On March 22, a hillside collapsed near Oso, Wash., causing a 1,500-foot wide mudslide in what has been dubbed a “high-risk area” and which claimed at least two dozen lives. A mudslide, a subset of the larger category of landslides, occurs when rain has increased the water content of the soil and rock to the point where it is a highly viscous fluid, according to Tom Sheahan, professor and senior associate dean for academic affairs in the Department of Civil and Environmental Engineering. Here, Sheahan breaks down the anatomy of slides and offers potential preventative measures.

What is the anatomy of a landslide, and what factors increase their likelihood?

There are many types of landslides, but the one that occurred in Washington state appears to be a deep-seated slide that leaves a concave-shaped surface behind and a large debris flow in front of the slope that has collapsed. In this case, the debris tragically traveled over several houses, resulting in a loss of life and property damage. Slides are actually a fairly simple case of gravity—which makes the soil and/or rock want to move or flow downhill—overwhelming the ability of the soil or rock to resist that flow. Soil and rock use some combination of friction and cohesion (the ability of the soil/rock to stick together) to resist flows. The Washington state slide was a “perfect storm” in that heavy rains soaked into previously dry or drier than normal soils—this makes the soil heavier on the slope, creating more of a gravity driving force to create instability, and it reduces the those internal forces that the soil uses to resist movement. There is also some evidence that erosion around the base of the slope had removed some soil that may have provided resistance to instability.

What can be done from a civil engineering perspective to prevent them or mitigate their impact? Has your work addressed this topic?

There are a number of potential engineering “fixes,” but many of these are expensive and not always effective, especially for loose debris like that involved in the Washington state slide. Engineers and geologists often closely monitor potentially unstable slopes using a variety of traditional and more advanced methods, such as ground-penetrating radar. Retaining walls can be built to “catch” limited landslide debris. The most extensive remediation would be the installation of reinforcing inclusions in the sliding material to help increase its resistance to movement. It may be more effective to focus on policies and insurance practices, much like that now occurring in coastal flood zones. Policies can be implemented in these regions requiring such an assessment as part of any new development or property transfer (much like a house inspection when the house is sold).

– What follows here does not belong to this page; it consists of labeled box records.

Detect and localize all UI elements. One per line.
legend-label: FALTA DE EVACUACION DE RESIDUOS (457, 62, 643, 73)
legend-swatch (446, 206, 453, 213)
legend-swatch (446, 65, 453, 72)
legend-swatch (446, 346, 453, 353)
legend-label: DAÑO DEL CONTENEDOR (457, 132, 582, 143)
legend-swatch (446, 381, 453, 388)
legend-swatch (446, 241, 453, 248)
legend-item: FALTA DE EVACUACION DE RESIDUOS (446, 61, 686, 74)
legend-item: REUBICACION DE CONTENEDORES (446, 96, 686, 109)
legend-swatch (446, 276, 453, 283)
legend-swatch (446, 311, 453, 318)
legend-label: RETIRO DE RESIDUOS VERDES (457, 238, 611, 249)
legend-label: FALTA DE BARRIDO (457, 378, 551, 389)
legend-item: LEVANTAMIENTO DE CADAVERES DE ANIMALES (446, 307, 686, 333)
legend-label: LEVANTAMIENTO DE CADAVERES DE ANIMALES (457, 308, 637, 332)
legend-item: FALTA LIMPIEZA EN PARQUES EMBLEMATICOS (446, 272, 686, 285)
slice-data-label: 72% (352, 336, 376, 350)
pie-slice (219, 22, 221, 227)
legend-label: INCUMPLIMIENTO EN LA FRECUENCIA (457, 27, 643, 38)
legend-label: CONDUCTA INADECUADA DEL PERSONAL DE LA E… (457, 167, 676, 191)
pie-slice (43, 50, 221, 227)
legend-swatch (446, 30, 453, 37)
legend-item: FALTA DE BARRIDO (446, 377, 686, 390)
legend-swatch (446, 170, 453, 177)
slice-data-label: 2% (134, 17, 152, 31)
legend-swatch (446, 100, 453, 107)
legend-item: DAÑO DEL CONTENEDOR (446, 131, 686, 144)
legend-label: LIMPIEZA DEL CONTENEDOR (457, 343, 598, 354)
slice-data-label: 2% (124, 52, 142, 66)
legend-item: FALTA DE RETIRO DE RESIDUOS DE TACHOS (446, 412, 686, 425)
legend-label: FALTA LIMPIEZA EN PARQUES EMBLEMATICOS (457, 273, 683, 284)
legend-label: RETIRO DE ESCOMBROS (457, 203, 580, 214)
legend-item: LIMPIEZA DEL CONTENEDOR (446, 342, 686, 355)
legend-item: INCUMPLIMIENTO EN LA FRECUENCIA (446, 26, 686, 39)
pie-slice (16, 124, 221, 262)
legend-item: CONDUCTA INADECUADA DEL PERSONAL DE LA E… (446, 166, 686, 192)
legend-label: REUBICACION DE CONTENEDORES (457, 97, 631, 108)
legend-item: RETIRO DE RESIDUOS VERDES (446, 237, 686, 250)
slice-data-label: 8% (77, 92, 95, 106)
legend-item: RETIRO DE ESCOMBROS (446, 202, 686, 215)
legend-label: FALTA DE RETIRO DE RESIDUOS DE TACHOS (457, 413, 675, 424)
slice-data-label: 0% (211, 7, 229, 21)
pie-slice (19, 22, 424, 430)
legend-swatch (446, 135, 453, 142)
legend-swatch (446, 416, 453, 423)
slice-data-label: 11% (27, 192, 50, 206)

Geologists and engineers typically have these potential slide areas mapped, but governing authorities and insurance companies may have to be more proactive in requiring certain precautions to be taken for new construction or renovations. This is related to my research on coastal sustainability adaptation since we’re looking at how to reduce the vulnerability of coastal development and populations to both extreme events (like Superstorm Sandy in 2012) and longer-term phenomena like sea-level rise.

What other projects or challenges does your primary work focus on, with regard to soil and other geo-environmental issues?

Besides the work I continue to do on offshore geohazards and adaptation of coastal areas to events and long-term changes, I’m involved in the PROTECT project led by my colleague, professor Akram Alshawabkeh in the Department of Civil and Environmental Engineering. This is funded by the National Institute of Environmental Health Sciences and seeks to explore the connection between groundwater contamination and high pre-term birthrates in Puerto Rico. We have also recently studied methods for cleaning up contaminated aquatic sediments using a variety of absorbing and transforming materials, including algae. It’s fascinating to have been trained as a traditional geotechnical engineer and now expand into new areas of research related to soils, contamination, and even public health.